[cfe-dev] Controlling instantiation of templates from PCH

Lubos Lunak via cfe-dev cfe-dev at lists.llvm.org
Thu May 30 03:52:31 PDT 2019


On Wednesday 29 of May 2019, David Blaikie wrote:
> On Tue, May 28, 2019 at 2:31 AM Lubos Lunak <l.lunak at centrum.cz> wrote:
> > - To put it differently, you can also view
> > -fpch-template-instantiation=skip
> > as automatic extern template for whatever is used by the PCH,
> > and -fpch-template-instantiation=force as explicit instantiation for it,
> > where all the hassle of extern template is replaced by just putting all
> > the
> > template stuff in the PCH. (To be precise, it's not exactly like explicit
> > instantiation, because it involves only what is instantiated by the PCH,
> > but
> > if wanted that can be handled by actually explicitly instantiating in the
> > PCH, without having to bother with the extern template stuff).
>
> Ah, OK. Was this an indirect benefit of the feature/patch you created - or
> did you specifically code for that in addition to the moving the pending
> instantiations out to the separate PCH processing stage, rather than in
> every compilation that uses the PCH - or did it come out as a happy
> coincidence?


 I'm not sure what you're referring to exactly with 'this' and 'that'. My 
patch does not move pending instantiations anywhere, it just avoids them in 
all but one compilation using the PCH. So whatever template you instantiate 
in the PCH, all those compilations don't have to spend any time on it.


> In any case, talking to Richard Smith about all this, here's some things:
>
> * Clang header modules don't have the pending instantiation performance
> problem described here - because they handle the pending instantiations at
> the end of building the module, rather than in every consumer.
> * It's possible moving PCH to the modules semantics might be valid in
> general, or good enough to put behind a flag. (doing this in general would
> of course be easier, code-wise - fewer supported code paths, etc)

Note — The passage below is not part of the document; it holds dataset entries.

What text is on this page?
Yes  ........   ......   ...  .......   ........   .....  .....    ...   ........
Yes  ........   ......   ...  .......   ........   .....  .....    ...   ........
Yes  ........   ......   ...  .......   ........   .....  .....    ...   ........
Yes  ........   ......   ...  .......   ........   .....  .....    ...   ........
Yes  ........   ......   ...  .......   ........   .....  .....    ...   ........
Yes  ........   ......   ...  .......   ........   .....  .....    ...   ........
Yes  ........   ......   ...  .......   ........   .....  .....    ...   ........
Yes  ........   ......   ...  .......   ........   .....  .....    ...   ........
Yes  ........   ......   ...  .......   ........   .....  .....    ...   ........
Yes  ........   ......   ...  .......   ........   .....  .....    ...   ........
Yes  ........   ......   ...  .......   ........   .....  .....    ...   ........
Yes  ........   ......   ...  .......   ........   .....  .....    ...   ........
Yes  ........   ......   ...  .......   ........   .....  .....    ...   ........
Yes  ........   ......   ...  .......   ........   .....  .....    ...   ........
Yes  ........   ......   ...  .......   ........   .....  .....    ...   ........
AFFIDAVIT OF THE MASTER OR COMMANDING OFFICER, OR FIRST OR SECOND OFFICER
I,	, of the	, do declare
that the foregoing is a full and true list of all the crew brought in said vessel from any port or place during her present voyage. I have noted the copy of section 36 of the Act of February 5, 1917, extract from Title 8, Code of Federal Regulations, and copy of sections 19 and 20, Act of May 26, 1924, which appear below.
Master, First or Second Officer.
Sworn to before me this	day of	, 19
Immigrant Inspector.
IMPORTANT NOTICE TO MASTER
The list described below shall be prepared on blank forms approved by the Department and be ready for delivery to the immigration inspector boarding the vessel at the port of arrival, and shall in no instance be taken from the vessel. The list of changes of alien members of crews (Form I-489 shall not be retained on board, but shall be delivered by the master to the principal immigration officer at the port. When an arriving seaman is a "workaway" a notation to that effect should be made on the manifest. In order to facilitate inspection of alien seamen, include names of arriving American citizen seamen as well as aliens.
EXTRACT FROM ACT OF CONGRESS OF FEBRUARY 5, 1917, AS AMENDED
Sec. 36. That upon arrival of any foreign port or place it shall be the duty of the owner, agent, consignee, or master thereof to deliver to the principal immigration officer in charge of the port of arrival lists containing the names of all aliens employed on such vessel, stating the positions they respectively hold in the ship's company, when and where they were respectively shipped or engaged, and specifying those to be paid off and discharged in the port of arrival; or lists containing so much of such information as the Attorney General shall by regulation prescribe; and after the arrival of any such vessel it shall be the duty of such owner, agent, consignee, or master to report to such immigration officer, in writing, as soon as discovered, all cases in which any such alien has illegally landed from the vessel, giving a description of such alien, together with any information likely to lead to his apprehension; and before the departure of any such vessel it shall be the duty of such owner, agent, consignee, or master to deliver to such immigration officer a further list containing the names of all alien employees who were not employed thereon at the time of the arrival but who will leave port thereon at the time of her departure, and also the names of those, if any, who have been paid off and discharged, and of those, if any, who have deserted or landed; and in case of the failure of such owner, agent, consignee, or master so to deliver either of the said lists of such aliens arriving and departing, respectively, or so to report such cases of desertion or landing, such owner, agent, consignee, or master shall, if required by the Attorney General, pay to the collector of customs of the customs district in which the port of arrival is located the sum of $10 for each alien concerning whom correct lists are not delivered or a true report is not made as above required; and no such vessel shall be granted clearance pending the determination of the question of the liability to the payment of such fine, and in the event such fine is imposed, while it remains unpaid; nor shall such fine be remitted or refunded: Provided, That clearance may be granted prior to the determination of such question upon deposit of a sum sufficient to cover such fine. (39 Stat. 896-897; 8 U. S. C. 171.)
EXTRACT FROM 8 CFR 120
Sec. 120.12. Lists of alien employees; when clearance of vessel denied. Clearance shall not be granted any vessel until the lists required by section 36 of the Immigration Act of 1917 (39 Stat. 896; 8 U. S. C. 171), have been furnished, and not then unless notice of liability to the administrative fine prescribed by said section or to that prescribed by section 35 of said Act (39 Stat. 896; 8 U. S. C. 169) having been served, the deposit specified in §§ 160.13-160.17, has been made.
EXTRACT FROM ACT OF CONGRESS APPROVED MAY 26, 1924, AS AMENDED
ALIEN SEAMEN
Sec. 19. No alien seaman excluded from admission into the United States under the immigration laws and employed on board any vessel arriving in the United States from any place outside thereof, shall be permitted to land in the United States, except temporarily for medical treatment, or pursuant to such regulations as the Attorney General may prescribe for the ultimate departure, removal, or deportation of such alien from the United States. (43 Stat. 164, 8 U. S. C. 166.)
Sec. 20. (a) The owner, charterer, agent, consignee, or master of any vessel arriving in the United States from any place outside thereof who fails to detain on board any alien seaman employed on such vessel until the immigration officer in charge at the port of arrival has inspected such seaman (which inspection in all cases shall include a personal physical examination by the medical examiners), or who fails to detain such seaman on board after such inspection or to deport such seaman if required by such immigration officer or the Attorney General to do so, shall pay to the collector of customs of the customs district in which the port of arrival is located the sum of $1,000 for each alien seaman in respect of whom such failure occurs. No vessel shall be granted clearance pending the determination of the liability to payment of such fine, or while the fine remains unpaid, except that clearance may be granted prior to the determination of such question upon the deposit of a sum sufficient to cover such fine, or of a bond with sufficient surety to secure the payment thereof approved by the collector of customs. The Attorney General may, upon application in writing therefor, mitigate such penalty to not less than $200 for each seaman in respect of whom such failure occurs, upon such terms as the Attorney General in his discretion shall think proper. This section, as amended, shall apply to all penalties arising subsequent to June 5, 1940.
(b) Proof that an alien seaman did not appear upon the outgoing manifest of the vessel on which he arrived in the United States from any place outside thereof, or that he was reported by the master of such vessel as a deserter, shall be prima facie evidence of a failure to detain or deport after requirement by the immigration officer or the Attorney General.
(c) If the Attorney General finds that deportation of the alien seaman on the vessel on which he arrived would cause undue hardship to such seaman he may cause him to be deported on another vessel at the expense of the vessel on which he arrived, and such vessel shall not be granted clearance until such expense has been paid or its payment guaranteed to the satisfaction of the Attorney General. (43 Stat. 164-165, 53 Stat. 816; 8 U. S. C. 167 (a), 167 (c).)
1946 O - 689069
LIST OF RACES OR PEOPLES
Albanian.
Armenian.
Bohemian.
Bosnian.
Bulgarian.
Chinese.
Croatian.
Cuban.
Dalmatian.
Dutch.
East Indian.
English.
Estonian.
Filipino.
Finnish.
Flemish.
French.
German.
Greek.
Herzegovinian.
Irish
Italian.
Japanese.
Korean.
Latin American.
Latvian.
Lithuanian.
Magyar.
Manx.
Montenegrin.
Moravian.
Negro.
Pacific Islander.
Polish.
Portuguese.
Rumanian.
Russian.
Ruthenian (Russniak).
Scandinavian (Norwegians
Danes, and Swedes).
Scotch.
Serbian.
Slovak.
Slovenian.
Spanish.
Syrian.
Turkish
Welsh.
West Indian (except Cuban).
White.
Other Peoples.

 Two questions come to mind here:
- is it reasonably ready for use?
- how much work would it be to use it?

 I tried Clang modules after they were mentioned in the first reply, and I got 
the impression that they need preparation for every header file used by the 
project, even external ones. Unless that can be automated, I don't quite see 
that happening for something the size and complexity of LibreOffice (we don't 
manually create our headers-to-become-PCHs either). And an unofficial 
tongue-in-cheek motton of LibreOffice is "proudly breaking your toolchain 
since 1985", so unless modules are reasonably usable, we'll run into all the 
bugs there and nobody will want to use it.

 If doing this is good technically, long-term, fine, do it. But I'd like to 
have something that works this summer, and my rather simple patch can deliver 
that.

> * Moving the pending instantiation processing to the end of the PCH would
> make PCH generation a little slower, but given a project would only have
> one PCH that might not be a huge problem.

 I think that would be very well worth it.

> * In addition to that, we could support -fmodules-codegen/debuginfo - which
> would implement the "building an object from the PCH" step you've described
> using existing infrastructure in Clang (& that would then include other
> non-template inline functions, so it'd be a bit broader)
> * Then we could potentially do something more like what you're proposing
> here - if modules-codegen is used, defer pending instantiations from the
> initial module/PCH creation step, to the module/PCH-to-object step, to
> speed up module/PCH generation & unblock the downstream compilations that
> use it

 That could work for me too. And I'd be probably willing to help, if my Clang 
skill would be up to that. How much time/work would this be?